I think you can see that in the new administration by the administration's efforts to vaccinate more people. President Joe Biden has set a goal of vaccinating 100 million Americans in the first 100 days of his administration. I think that that’s a minimum number.

But in my view, it’s very important to make sure people get the second dose of the vaccine. The U.K. and also the U.S. have recently said that the second dose could be given at a later time point than was shown through vaccine studies to be safe and effective. So instead of after three weeks or four weeks, maybe after six weeks is OK. From a scientific point of view, I’m against that. But I also recognize that we need to protect people as much as possible, especially if this U.K. variant is going to become predominant. As of Wednesday, the U.K. variant is in 33 U.S. states, so it’s more than half the states where this variant from the U.K. has been found. 

What are the implications of these new variants for the Dartmouth community and other colleges looking to return to on-campus and in-person normalcy?

DL: I’d defer to the judgment of Dr. Lisa Adams and her co-chair of the Dartmouth-wide COVID-19 task force. All I can say is from a distance, it seems the Dartmouth community has had a very positive response in terms of keeping the level of transmission of the virus and number of people infected — both students and other members of the Upper Valley community — really quite low, particularly compared with some other universities and surrounding communities. I hope that Dr. Adams and others at Dartmouth will publish what they've done to offer a model of success for other colleges and surrounding communities. 

I think that what applies to the United States as a whole, whether it’s in cities or in rural areas, applies to the Dartmouth community in terms of advent of these variants and their transmission.

So I think we need to be, if anything, more vigilant — although it's extremely hard to do that because people are very fatigued, frustrated and harmed economically by this pandemic. But if the variant from the U.K. is more contagious — and I think everyone agrees with that — it means we have to be even more stringent, if you will, in terms of our what's called “non-pharmaceutical interventions,” which is wearing a mask, or now some people are saying two masks, and maintaining at least six feet of distance.

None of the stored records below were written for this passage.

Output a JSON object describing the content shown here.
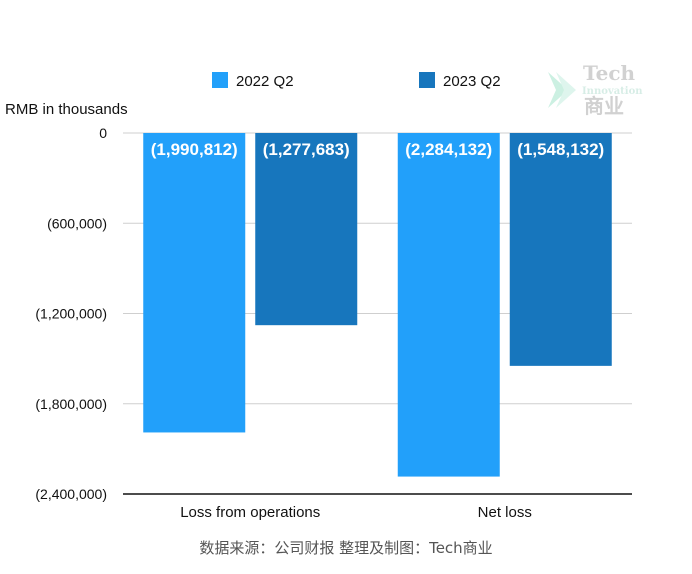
{
  "chart_data": {
    "type": "bar",
    "unit_label": "RMB in thousands",
    "categories": [
      "Loss from operations",
      "Net loss"
    ],
    "series": [
      {
        "name": "2022 Q2",
        "color": "#22a0fa",
        "values": [
          -1990812,
          -2284132
        ],
        "labels": [
          "(1,990,812)",
          "(2,284,132)"
        ]
      },
      {
        "name": "2023 Q2",
        "color": "#1776bd",
        "values": [
          -1277683,
          -1548132
        ],
        "labels": [
          "(1,277,683)",
          "(1,548,132)"
        ]
      }
    ],
    "ylim": [
      -2400000,
      0
    ],
    "yticks": [
      0,
      -600000,
      -1200000,
      -1800000,
      -2400000
    ],
    "ytick_labels": [
      "0",
      "(600,000)",
      "(1,200,000)",
      "(1,800,000)",
      "(2,400,000)"
    ],
    "grid": true,
    "legend_position": "top"
  },
  "source_note": "数据来源：公司财报 整理及制图：Tech商业",
  "watermark": {
    "line1": "Tech",
    "line2": "Innovation",
    "line3": "商业",
    "icon": "chevron-logo-icon"
  }
}
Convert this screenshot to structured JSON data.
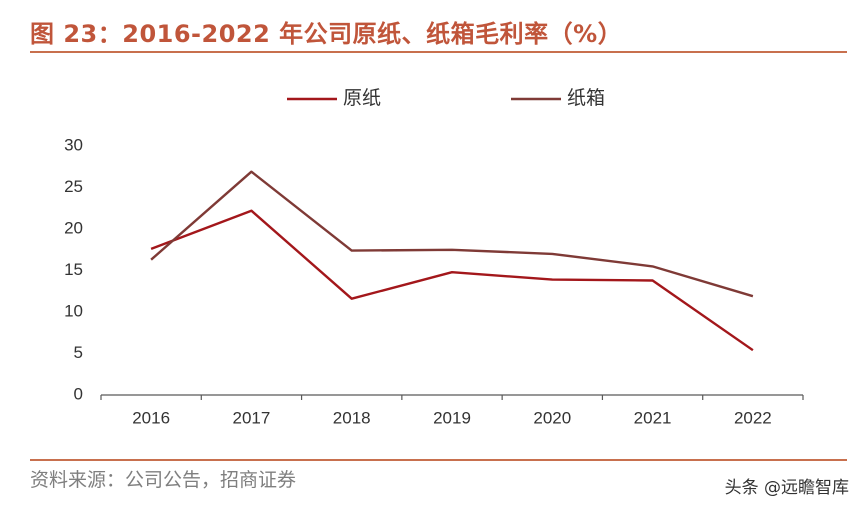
{
  "header": {
    "title": "图 23：2016-2022 年公司原纸、纸箱毛利率（%）"
  },
  "footer": {
    "source": "资料来源：公司公告，招商证券",
    "watermark": "头条 @远瞻智库"
  },
  "colors": {
    "title": "#c0553a",
    "rule": "#c8704e",
    "series_1": "#a3171b",
    "series_2": "#7f3a36",
    "axis": "#595959"
  },
  "chart_data": {
    "type": "line",
    "title": "2016-2022 年公司原纸、纸箱毛利率（%）",
    "categories": [
      "2016",
      "2017",
      "2018",
      "2019",
      "2020",
      "2021",
      "2022"
    ],
    "series": [
      {
        "name": "原纸",
        "values": [
          17.6,
          22.2,
          11.6,
          14.8,
          13.9,
          13.8,
          5.4
        ]
      },
      {
        "name": "纸箱",
        "values": [
          16.3,
          26.9,
          17.4,
          17.5,
          17.0,
          15.5,
          11.9
        ]
      }
    ],
    "yticks": [
      "0",
      "5",
      "10",
      "15",
      "20",
      "25",
      "30"
    ],
    "ylim": [
      0,
      30
    ],
    "xlabel": "",
    "ylabel": "",
    "grid": false,
    "legend": "top"
  }
}
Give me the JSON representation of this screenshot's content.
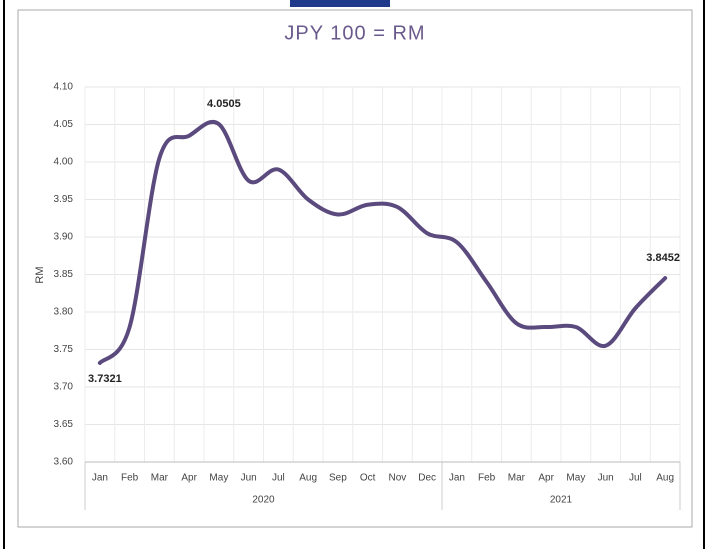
{
  "chart_data": {
    "type": "line",
    "title": "JPY 100 = RM",
    "y_label": "RM",
    "categories": [
      "Jan",
      "Feb",
      "Mar",
      "Apr",
      "May",
      "Jun",
      "Jul",
      "Aug",
      "Sep",
      "Oct",
      "Nov",
      "Dec",
      "Jan",
      "Feb",
      "Mar",
      "Apr",
      "May",
      "Jun",
      "Jul",
      "Aug"
    ],
    "groups": [
      "2020",
      "2021"
    ],
    "group_sizes": [
      12,
      8
    ],
    "series": [
      {
        "name": "JPY 100 = RM",
        "color": "#5b4a7d",
        "values": [
          3.7321,
          3.78,
          4.005,
          4.035,
          4.0505,
          3.975,
          3.99,
          3.95,
          3.93,
          3.943,
          3.94,
          3.905,
          3.893,
          3.84,
          3.785,
          3.78,
          3.78,
          3.755,
          3.805,
          3.8452
        ]
      }
    ],
    "labeled_points": [
      0,
      4,
      19
    ],
    "ylim": [
      3.6,
      4.1
    ],
    "yticks": [
      {
        "value": 3.6,
        "label": "3.60"
      },
      3.65,
      {
        "value": 3.7,
        "label": "3.70"
      },
      3.75,
      {
        "value": 3.8,
        "label": "3.80"
      },
      3.85,
      {
        "value": 3.9,
        "label": "3.90"
      },
      3.95,
      {
        "value": 4.0,
        "label": "4.00"
      },
      4.05,
      {
        "value": 4.1,
        "label": "4.10"
      }
    ],
    "grid": true
  }
}
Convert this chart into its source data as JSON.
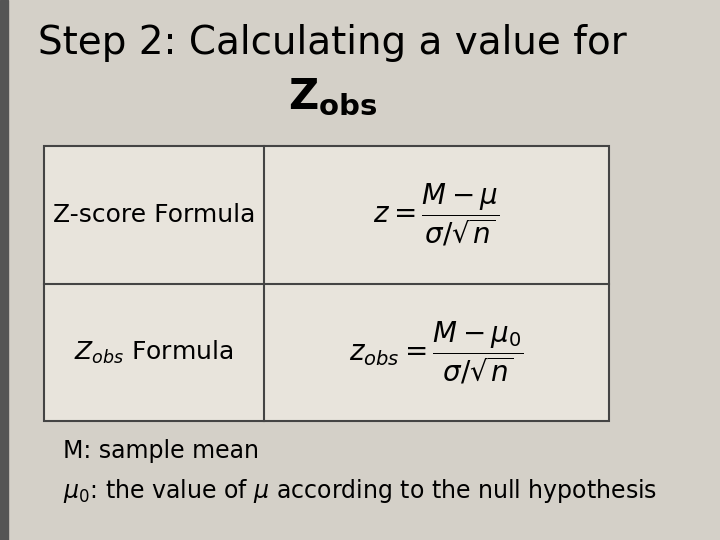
{
  "title_line1": "Step 2: Calculating a value for",
  "title_line2": "Z",
  "title_line2_sub": "obs",
  "bg_color": "#d4d0c8",
  "table_bg": "#dedad2",
  "cell_bg": "#e8e4dc",
  "border_color": "#444444",
  "title_fontsize": 28,
  "label_fontsize": 18,
  "formula_fontsize": 20,
  "note_fontsize": 17,
  "row1_label": "Z-score Formula",
  "row2_label": "$Z_{obs}$ Formula",
  "row1_formula": "$z = \\dfrac{M - \\mu}{\\sigma / \\sqrt{n}}$",
  "row2_formula": "$z_{obs} = \\dfrac{M - \\mu_0}{\\sigma / \\sqrt{n}}$",
  "note_line1": "M: sample mean",
  "note_line2": "$\\mu_0$: the value of $\\mu$ according to the null hypothesis",
  "left_bar_color": "#555555",
  "left_bar_width": 0.012
}
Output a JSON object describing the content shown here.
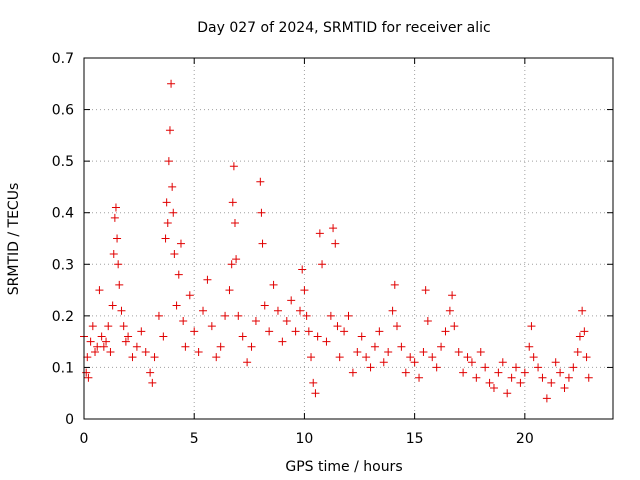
{
  "chart_data": {
    "type": "scatter",
    "title": "Day 027 of 2024, SRMTID for receiver alic",
    "xlabel": "GPS time / hours",
    "ylabel": "SRMTID / TECUs",
    "xlim": [
      0,
      24
    ],
    "ylim": [
      0,
      0.7
    ],
    "x_ticks": [
      0,
      5,
      10,
      15,
      20
    ],
    "x_tick_labels": [
      "0",
      "5",
      "10",
      "15",
      "20"
    ],
    "y_ticks": [
      0,
      0.1,
      0.2,
      0.3,
      0.4,
      0.5,
      0.6,
      0.7
    ],
    "y_tick_labels": [
      "0",
      "0.1",
      "0.2",
      "0.3",
      "0.4",
      "0.5",
      "0.6",
      "0.7"
    ],
    "grid": true,
    "marker": "+",
    "color": "#e00000",
    "series": [
      {
        "name": "SRMTID",
        "x": [
          0.0,
          0.1,
          0.15,
          0.2,
          0.3,
          0.4,
          0.5,
          0.6,
          0.7,
          0.8,
          0.9,
          1.0,
          1.1,
          1.2,
          1.3,
          1.35,
          1.4,
          1.45,
          1.5,
          1.55,
          1.6,
          1.7,
          1.8,
          1.9,
          2.0,
          2.2,
          2.4,
          2.6,
          2.8,
          3.0,
          3.1,
          3.2,
          3.4,
          3.6,
          3.7,
          3.75,
          3.8,
          3.85,
          3.9,
          3.95,
          4.0,
          4.05,
          4.1,
          4.2,
          4.3,
          4.4,
          4.5,
          4.6,
          4.8,
          5.0,
          5.2,
          5.4,
          5.6,
          5.8,
          6.0,
          6.2,
          6.4,
          6.6,
          6.7,
          6.75,
          6.8,
          6.85,
          6.9,
          7.0,
          7.2,
          7.4,
          7.6,
          7.8,
          8.0,
          8.05,
          8.1,
          8.2,
          8.4,
          8.6,
          8.8,
          9.0,
          9.2,
          9.4,
          9.6,
          9.8,
          9.9,
          10.0,
          10.1,
          10.2,
          10.3,
          10.4,
          10.5,
          10.6,
          10.7,
          10.8,
          11.0,
          11.2,
          11.3,
          11.4,
          11.5,
          11.6,
          11.8,
          12.0,
          12.2,
          12.4,
          12.6,
          12.8,
          13.0,
          13.2,
          13.4,
          13.6,
          13.8,
          14.0,
          14.1,
          14.2,
          14.4,
          14.6,
          14.8,
          15.0,
          15.2,
          15.4,
          15.5,
          15.6,
          15.8,
          16.0,
          16.2,
          16.4,
          16.6,
          16.7,
          16.8,
          17.0,
          17.2,
          17.4,
          17.6,
          17.8,
          18.0,
          18.2,
          18.4,
          18.6,
          18.8,
          19.0,
          19.2,
          19.4,
          19.6,
          19.8,
          20.0,
          20.2,
          20.3,
          20.4,
          20.6,
          20.8,
          21.0,
          21.2,
          21.4,
          21.6,
          21.8,
          22.0,
          22.2,
          22.4,
          22.5,
          22.6,
          22.7,
          22.8,
          22.9
        ],
        "y": [
          0.16,
          0.09,
          0.12,
          0.08,
          0.15,
          0.18,
          0.13,
          0.14,
          0.25,
          0.16,
          0.14,
          0.15,
          0.18,
          0.13,
          0.22,
          0.32,
          0.39,
          0.41,
          0.35,
          0.3,
          0.26,
          0.21,
          0.18,
          0.15,
          0.16,
          0.12,
          0.14,
          0.17,
          0.13,
          0.09,
          0.07,
          0.12,
          0.2,
          0.16,
          0.35,
          0.42,
          0.38,
          0.5,
          0.56,
          0.65,
          0.45,
          0.4,
          0.32,
          0.22,
          0.28,
          0.34,
          0.19,
          0.14,
          0.24,
          0.17,
          0.13,
          0.21,
          0.27,
          0.18,
          0.12,
          0.14,
          0.2,
          0.25,
          0.3,
          0.42,
          0.49,
          0.38,
          0.31,
          0.2,
          0.16,
          0.11,
          0.14,
          0.19,
          0.46,
          0.4,
          0.34,
          0.22,
          0.17,
          0.26,
          0.21,
          0.15,
          0.19,
          0.23,
          0.17,
          0.21,
          0.29,
          0.25,
          0.2,
          0.17,
          0.12,
          0.07,
          0.05,
          0.16,
          0.36,
          0.3,
          0.15,
          0.2,
          0.37,
          0.34,
          0.18,
          0.12,
          0.17,
          0.2,
          0.09,
          0.13,
          0.16,
          0.12,
          0.1,
          0.14,
          0.17,
          0.11,
          0.13,
          0.21,
          0.26,
          0.18,
          0.14,
          0.09,
          0.12,
          0.11,
          0.08,
          0.13,
          0.25,
          0.19,
          0.12,
          0.1,
          0.14,
          0.17,
          0.21,
          0.24,
          0.18,
          0.13,
          0.09,
          0.12,
          0.11,
          0.08,
          0.13,
          0.1,
          0.07,
          0.06,
          0.09,
          0.11,
          0.05,
          0.08,
          0.1,
          0.07,
          0.09,
          0.14,
          0.18,
          0.12,
          0.1,
          0.08,
          0.04,
          0.07,
          0.11,
          0.09,
          0.06,
          0.08,
          0.1,
          0.13,
          0.16,
          0.21,
          0.17,
          0.12,
          0.08
        ]
      }
    ]
  }
}
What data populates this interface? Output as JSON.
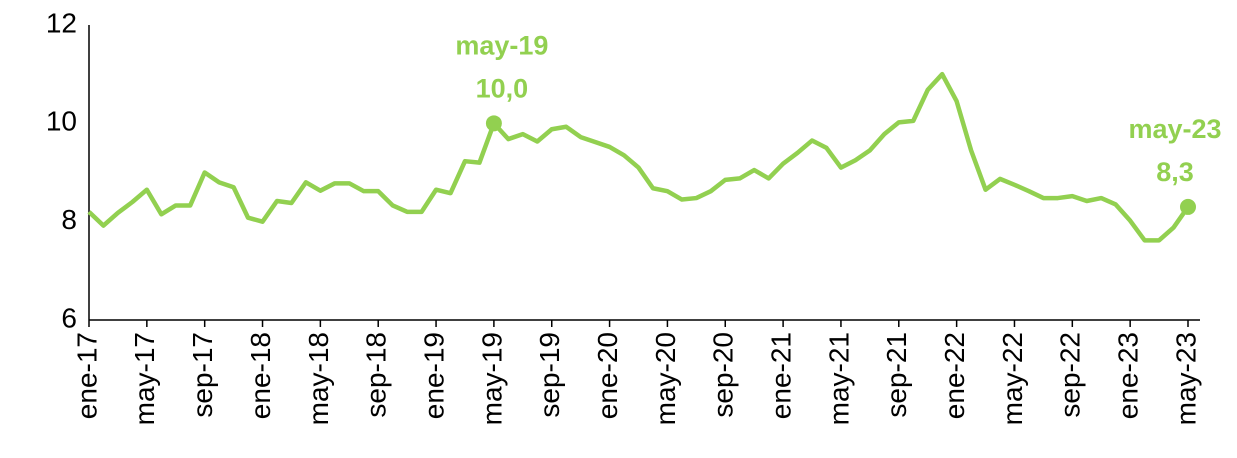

What is something that you think most people don’t know about COVID-19, but should?

DL: One thing is that it is real. It is real, and it does kill people. Over 445,000 Americans are known to have been infected and died of COVID-19, which means there’s many more. And it might sound obvious to people in the Dartmouth community and to many people that the virus is real, but as you can see from behavior, particularly at the highest levels of the past administration, it wasn't taken as a real threat to many people.

I think that's still true — you see people not wearing masks at all. Even some of our lawmakers in the Capitol — you've seen the video, I'm sure, from Jan. 6 — during the insurrection, some of the lawmakers were offered a mask, and they refused to wear it. So that’s one thing, and it sounds perhaps too basic, but I think it's very, very important.

And it reminds me, by analogy, to when I first got off the plane in Freetown, Sierra Leone in early August 2014 to go work during Ebola. In Freetown, there were big signs in the airport and right outside the airport that said, “Ebola is real.” And I was mystified at the time. 

So really, that’s it: COVID-19 is real, and the variants are coming. The variants are here. And they’ll be in the Upper Valley if they’re not already, just like they’re in California and Washington, D.C. and Boston and Chicago and everywhere else.

This interview has been edited and condensed for clarity and length.

Correction appended (Feb. 5, 2021): A previous version of this article stated both that the president plans to vaccinate 100 million Americans in his first 100 days and also that he is aiming for 150 million people vaccinated per day. We have deleted the second, incorrect statement.